- Born: Muhammad Bahrun Naim Anggih Tamtomo 6 September 1983 Pekalongan, Indonesia
- Died: 8 June 2018 (aged 34) Ash Shafa, Syria
- Parents: Sugiran (father); Surati (mother);
- Allegiance: Islamic State of Iraq and the Levant (2014–2018)

= Bahrun Naim =

Indonesian Islamist, terrorist, and Islamic State (IS) leader

Bahrun Naim (6 September 1983 – June 8, 2018), was an Indonesian Islamist, terrorist, and Islamic State (IS) leader. He was the alleged mastermind of the 2016 Jakarta attacks.

==Names==
Muhammad Bahrun Naim Anggih Tamtomo, was known as Bahrun Naim, and also simply as Na'im, Abu Rayyan or Abu Aishah.

==Background==
Naim was born in Pekalongan on September 6, 1983 and grew up in Pasar Kliwon. He was admitted in 2002 and graduated with an Associate degree in Information Technology. After that he worked at an Internet café as a computer technician.

==Terrorism==
Naim has often been associated with Mujahidin Indonesia Timur (MIT) leader Abu Wardah, who has pledged allegiance to IS. He has been known to the authorities since at least 2010 during terrorism investigations in Bekasi. At that time the Anti-terror Detachment 88 arrested a Uyghur foreigner by the name of Alli. The squad searched Alli's residence in the Green Boulevard residential area at Taman Harapan Indah, Bekasi, at around 16:30 pm, December 23, 2010, but they did not find Alli's passport, instead they found a vest-mounted suicide bomb and 533 pieces of 7.62 cm rifle bullets and 31 pieces of 9 mm bullets . He is thought to be behind the funding of foreign nationals as well as pouring some funds to Indonesia to assemble bombs.

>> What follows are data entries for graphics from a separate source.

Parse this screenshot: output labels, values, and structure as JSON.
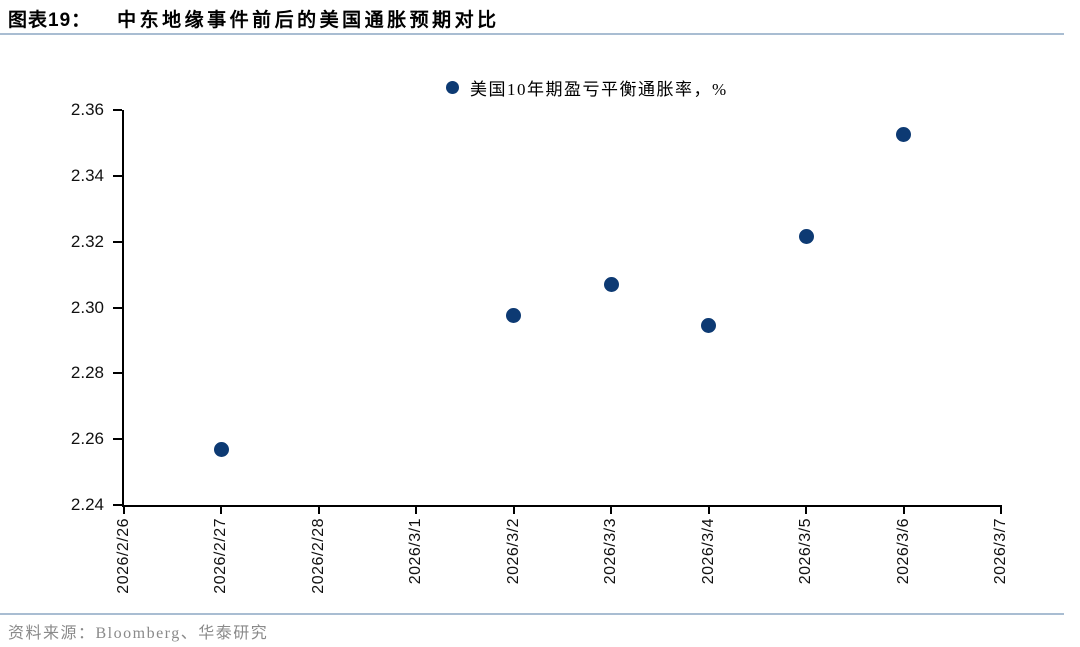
{
  "header": {
    "figure_label": "图表19：",
    "title": "中东地缘事件前后的美国通胀预期对比"
  },
  "legend": {
    "marker_icon": "filled-circle-icon",
    "label": "美国10年期盈亏平衡通胀率，%"
  },
  "footer": {
    "source": "资料来源：Bloomberg、华泰研究"
  },
  "colors": {
    "point": "#0d3a73",
    "axis": "#000000",
    "rule": "#a9bdd2",
    "source_text": "#8a8a8a"
  },
  "chart_data": {
    "type": "scatter",
    "title": "中东地缘事件前后的美国通胀预期对比",
    "xlabel": "",
    "ylabel": "",
    "grid": false,
    "legend_position": "top-center",
    "legend_entries": [
      "美国10年期盈亏平衡通胀率，%"
    ],
    "categories": [
      "2026/2/26",
      "2026/2/27",
      "2026/2/28",
      "2026/3/1",
      "2026/3/2",
      "2026/3/3",
      "2026/3/4",
      "2026/3/5",
      "2026/3/6",
      "2026/3/7"
    ],
    "ylim": [
      2.24,
      2.36
    ],
    "ytick_labels": [
      "2.24",
      "2.26",
      "2.28",
      "2.30",
      "2.32",
      "2.34",
      "2.36"
    ],
    "series": [
      {
        "name": "美国10年期盈亏平衡通胀率，%",
        "points": [
          {
            "x": "2026/2/27",
            "y": 2.257
          },
          {
            "x": "2026/3/2",
            "y": 2.2975
          },
          {
            "x": "2026/3/3",
            "y": 2.307
          },
          {
            "x": "2026/3/4",
            "y": 2.2945
          },
          {
            "x": "2026/3/5",
            "y": 2.3215
          },
          {
            "x": "2026/3/6",
            "y": 2.3525
          }
        ]
      }
    ]
  }
}
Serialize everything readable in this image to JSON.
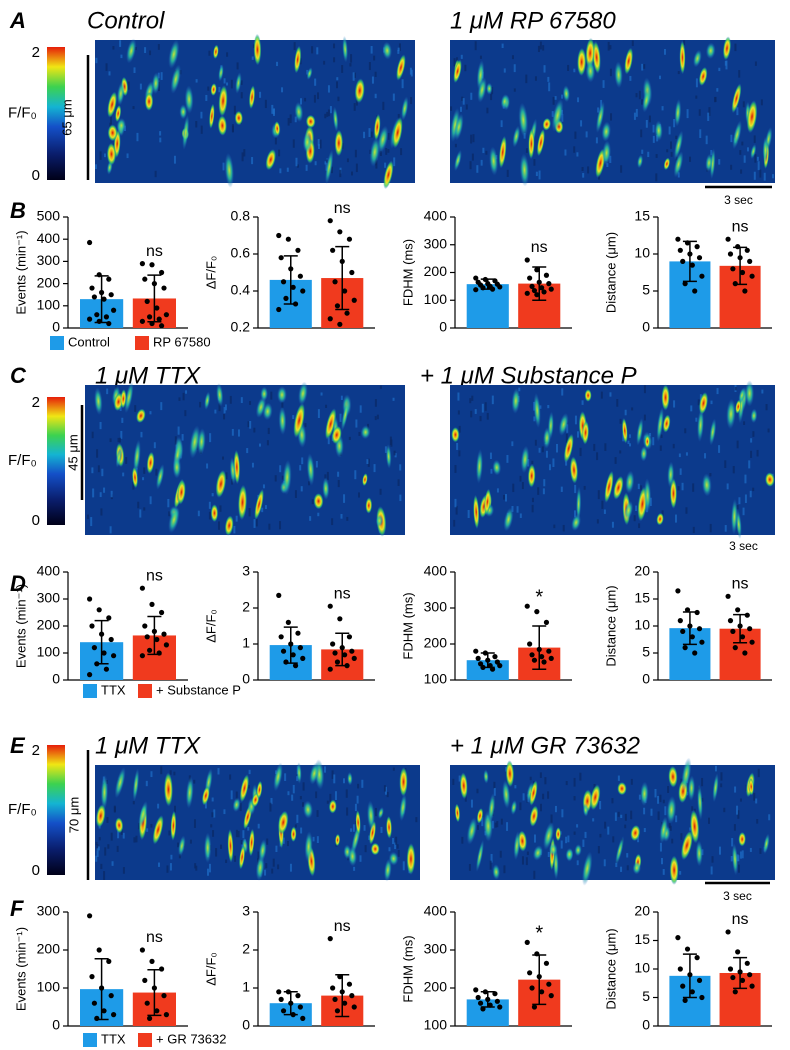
{
  "figure": {
    "panel_labels": [
      "A",
      "B",
      "C",
      "D",
      "E",
      "F"
    ],
    "kymographs": [
      {
        "titles": [
          "Control",
          "1 μM RP 67580"
        ],
        "colorbar_label": "F/F₀",
        "colorbar_lim": [
          0,
          2
        ],
        "colorbar_ticks": [
          0,
          2
        ],
        "space_scale": "65 μm",
        "time_scale": "3 sec"
      },
      {
        "titles": [
          "1 μM TTX",
          "+ 1 μM Substance P"
        ],
        "colorbar_label": "F/F₀",
        "colorbar_lim": [
          0,
          2
        ],
        "colorbar_ticks": [
          0,
          2
        ],
        "space_scale": "45 μm",
        "time_scale": "3 sec"
      },
      {
        "titles": [
          "1 μM TTX",
          "+ 1 μM GR 73632"
        ],
        "colorbar_label": "F/F₀",
        "colorbar_lim": [
          0,
          2
        ],
        "colorbar_ticks": [
          0,
          2
        ],
        "space_scale": "70 μm",
        "time_scale": "3 sec"
      }
    ],
    "legends": [
      [
        {
          "name": "Control",
          "color": "#1e9be8"
        },
        {
          "name": "RP 67580",
          "color": "#f03a1e"
        }
      ],
      [
        {
          "name": "TTX",
          "color": "#1e9be8"
        },
        {
          "name": "+ Substance P",
          "color": "#f03a1e"
        }
      ],
      [
        {
          "name": "TTX",
          "color": "#1e9be8"
        },
        {
          "name": "+ GR 73632",
          "color": "#f03a1e"
        }
      ]
    ]
  },
  "chart_data": [
    {
      "type": "bar",
      "ylabel": "Events (min⁻¹)",
      "ylim": [
        0,
        500
      ],
      "yticks": [
        0,
        100,
        200,
        300,
        400,
        500
      ],
      "series": [
        {
          "color": "#1e9be8",
          "values": [
            130
          ],
          "errors": [
            105
          ],
          "points": [
            385,
            240,
            220,
            180,
            160,
            150,
            140,
            130,
            80,
            60,
            50,
            40,
            30,
            20
          ]
        },
        {
          "color": "#f03a1e",
          "values": [
            133
          ],
          "errors": [
            105
          ],
          "points": [
            290,
            285,
            250,
            220,
            200,
            180,
            120,
            90,
            60,
            50,
            40,
            30,
            20,
            10
          ],
          "annotation": "ns"
        }
      ]
    },
    {
      "type": "bar",
      "ylabel": "ΔF/F₀",
      "ylim": [
        0.2,
        0.8
      ],
      "yticks": [
        0.2,
        0.4,
        0.6,
        0.8
      ],
      "series": [
        {
          "color": "#1e9be8",
          "values": [
            0.46
          ],
          "errors": [
            0.13
          ],
          "points": [
            0.7,
            0.68,
            0.62,
            0.58,
            0.52,
            0.48,
            0.45,
            0.42,
            0.4,
            0.36,
            0.33,
            0.3
          ]
        },
        {
          "color": "#f03a1e",
          "values": [
            0.47
          ],
          "errors": [
            0.17
          ],
          "points": [
            0.78,
            0.72,
            0.68,
            0.62,
            0.56,
            0.5,
            0.45,
            0.4,
            0.35,
            0.32,
            0.28,
            0.25,
            0.22
          ],
          "annotation": "ns"
        }
      ]
    },
    {
      "type": "bar",
      "ylabel": "FDHM (ms)",
      "ylim": [
        0,
        400
      ],
      "yticks": [
        0,
        100,
        200,
        300,
        400
      ],
      "series": [
        {
          "color": "#1e9be8",
          "values": [
            158
          ],
          "errors": [
            18
          ],
          "points": [
            180,
            175,
            170,
            165,
            160,
            158,
            155,
            150,
            148,
            145,
            140,
            138
          ]
        },
        {
          "color": "#f03a1e",
          "values": [
            160
          ],
          "errors": [
            60
          ],
          "points": [
            245,
            210,
            190,
            180,
            165,
            160,
            150,
            145,
            140,
            135,
            130,
            125,
            120
          ],
          "annotation": "ns"
        }
      ]
    },
    {
      "type": "bar",
      "ylabel": "Distance (μm)",
      "ylim": [
        0,
        15
      ],
      "yticks": [
        0,
        5,
        10,
        15
      ],
      "series": [
        {
          "color": "#1e9be8",
          "values": [
            9
          ],
          "errors": [
            2.7
          ],
          "points": [
            12,
            11.5,
            11,
            10.5,
            10,
            9.5,
            9,
            8.5,
            7,
            6,
            5
          ]
        },
        {
          "color": "#f03a1e",
          "values": [
            8.4
          ],
          "errors": [
            2.5
          ],
          "points": [
            12,
            11,
            10.5,
            10,
            9.5,
            9,
            8,
            7.5,
            7,
            6,
            5
          ],
          "annotation": "ns"
        }
      ]
    },
    {
      "type": "bar",
      "ylabel": "Events (min⁻¹)",
      "ylim": [
        0,
        400
      ],
      "yticks": [
        0,
        100,
        200,
        300,
        400
      ],
      "series": [
        {
          "color": "#1e9be8",
          "values": [
            140
          ],
          "errors": [
            80
          ],
          "points": [
            300,
            260,
            230,
            200,
            170,
            150,
            120,
            100,
            90,
            60,
            40,
            20
          ]
        },
        {
          "color": "#f03a1e",
          "values": [
            165
          ],
          "errors": [
            70
          ],
          "points": [
            340,
            280,
            250,
            200,
            180,
            170,
            160,
            150,
            130,
            110,
            100,
            90
          ],
          "annotation": "ns"
        }
      ]
    },
    {
      "type": "bar",
      "ylabel": "ΔF/F₀",
      "ylim": [
        0,
        3
      ],
      "yticks": [
        0,
        1,
        2,
        3
      ],
      "series": [
        {
          "color": "#1e9be8",
          "values": [
            0.97
          ],
          "errors": [
            0.5
          ],
          "points": [
            2.35,
            1.6,
            1.3,
            1.2,
            1,
            0.9,
            0.8,
            0.7,
            0.6,
            0.5,
            0.4
          ]
        },
        {
          "color": "#f03a1e",
          "values": [
            0.85
          ],
          "errors": [
            0.45
          ],
          "points": [
            2.05,
            1.7,
            1.2,
            1,
            0.9,
            0.8,
            0.75,
            0.7,
            0.6,
            0.5,
            0.4,
            0.3
          ],
          "annotation": "ns"
        }
      ]
    },
    {
      "type": "bar",
      "ylabel": "FDHM (ms)",
      "ylim": [
        100,
        400
      ],
      "yticks": [
        100,
        200,
        300,
        400
      ],
      "series": [
        {
          "color": "#1e9be8",
          "values": [
            155
          ],
          "errors": [
            20
          ],
          "points": [
            180,
            175,
            165,
            160,
            155,
            150,
            145,
            140,
            140,
            135,
            130
          ]
        },
        {
          "color": "#f03a1e",
          "values": [
            190
          ],
          "errors": [
            60
          ],
          "points": [
            305,
            290,
            260,
            200,
            185,
            180,
            170,
            165,
            160,
            155,
            150
          ],
          "annotation": "*"
        }
      ]
    },
    {
      "type": "bar",
      "ylabel": "Distance (μm)",
      "ylim": [
        0,
        20
      ],
      "yticks": [
        0,
        5,
        10,
        15,
        20
      ],
      "series": [
        {
          "color": "#1e9be8",
          "values": [
            9.6
          ],
          "errors": [
            3
          ],
          "points": [
            16.5,
            13,
            12.5,
            11,
            10,
            9.5,
            9,
            8,
            7,
            6,
            5
          ]
        },
        {
          "color": "#f03a1e",
          "values": [
            9.5
          ],
          "errors": [
            2.6
          ],
          "points": [
            15.5,
            13,
            12,
            11,
            10,
            9.5,
            9,
            8,
            7,
            6,
            5
          ],
          "annotation": "ns"
        }
      ]
    },
    {
      "type": "bar",
      "ylabel": "Events (min⁻¹)",
      "ylim": [
        0,
        300
      ],
      "yticks": [
        0,
        100,
        200,
        300
      ],
      "series": [
        {
          "color": "#1e9be8",
          "values": [
            97
          ],
          "errors": [
            80
          ],
          "points": [
            290,
            200,
            170,
            130,
            100,
            80,
            60,
            40,
            30,
            20
          ]
        },
        {
          "color": "#f03a1e",
          "values": [
            88
          ],
          "errors": [
            60
          ],
          "points": [
            200,
            170,
            150,
            120,
            100,
            80,
            60,
            40,
            30,
            20
          ],
          "annotation": "ns"
        }
      ]
    },
    {
      "type": "bar",
      "ylabel": "ΔF/F₀",
      "ylim": [
        0,
        3
      ],
      "yticks": [
        0,
        1,
        2,
        3
      ],
      "series": [
        {
          "color": "#1e9be8",
          "values": [
            0.6
          ],
          "errors": [
            0.3
          ],
          "points": [
            0.9,
            0.9,
            0.8,
            0.7,
            0.6,
            0.5,
            0.4,
            0.3,
            0.2
          ]
        },
        {
          "color": "#f03a1e",
          "values": [
            0.8
          ],
          "errors": [
            0.55
          ],
          "points": [
            2.3,
            1.3,
            1.1,
            1,
            0.9,
            0.8,
            0.7,
            0.6,
            0.5,
            0.4
          ],
          "annotation": "ns"
        }
      ]
    },
    {
      "type": "bar",
      "ylabel": "FDHM (ms)",
      "ylim": [
        100,
        400
      ],
      "yticks": [
        100,
        200,
        300,
        400
      ],
      "series": [
        {
          "color": "#1e9be8",
          "values": [
            170
          ],
          "errors": [
            20
          ],
          "points": [
            195,
            190,
            185,
            175,
            170,
            165,
            160,
            155,
            150,
            145
          ]
        },
        {
          "color": "#f03a1e",
          "values": [
            222
          ],
          "errors": [
            65
          ],
          "points": [
            320,
            290,
            265,
            240,
            230,
            210,
            200,
            190,
            180,
            150
          ],
          "annotation": "*"
        }
      ]
    },
    {
      "type": "bar",
      "ylabel": "Distance (μm)",
      "ylim": [
        0,
        20
      ],
      "yticks": [
        0,
        5,
        10,
        15,
        20
      ],
      "series": [
        {
          "color": "#1e9be8",
          "values": [
            8.8
          ],
          "errors": [
            3.8
          ],
          "points": [
            15.5,
            13.5,
            12,
            10,
            9,
            8,
            7,
            6,
            5,
            4.5
          ]
        },
        {
          "color": "#f03a1e",
          "values": [
            9.3
          ],
          "errors": [
            2.7
          ],
          "points": [
            16.5,
            13,
            11,
            10,
            9.5,
            9,
            8.5,
            8,
            7,
            6
          ],
          "annotation": "ns"
        }
      ]
    }
  ]
}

He was sentenced to two and half years in prison by the State Court of Surakarta with verdict of violating the Emergency Law No. 12 of 1951 on the possession of firearms and explosives. From around October to November 2015, a Facebook account, named "Muhammad Bahrunnaim Anggih Tamtomo" actively distributed tutorials on making bombs and homemade firearms. The page address was once linked to another radical's website, which listed more comprehensive bomb-making.

Bahrun Naim went to Syria to join the Islamic State of Iraq and the Levant (ISIS) in 2014 and was thought to be still in Syria. Initially, he joined an ISIS support group in Solo. In Syria, Bahrun created a blog, bahrunnaim.co, and started to write and interact with his supporters through online media. In one of his posts, Bahrun told of his struggle to Syria. He took his wife and two children. At that time, his young wife became pregnant.

==Death==
Bahrun Naim was killed in a U.S. airstrike on June 8, 2018 as he was riding a motorcycle in Ash Shafa, Syria, about two years after counter-terror forces began tracking him. According to Indonesian authorities, Naim's death was a major blow to the Islamic State in Southeast Asia, which prospered in recruiting jihadists both in Malaysia and from the region.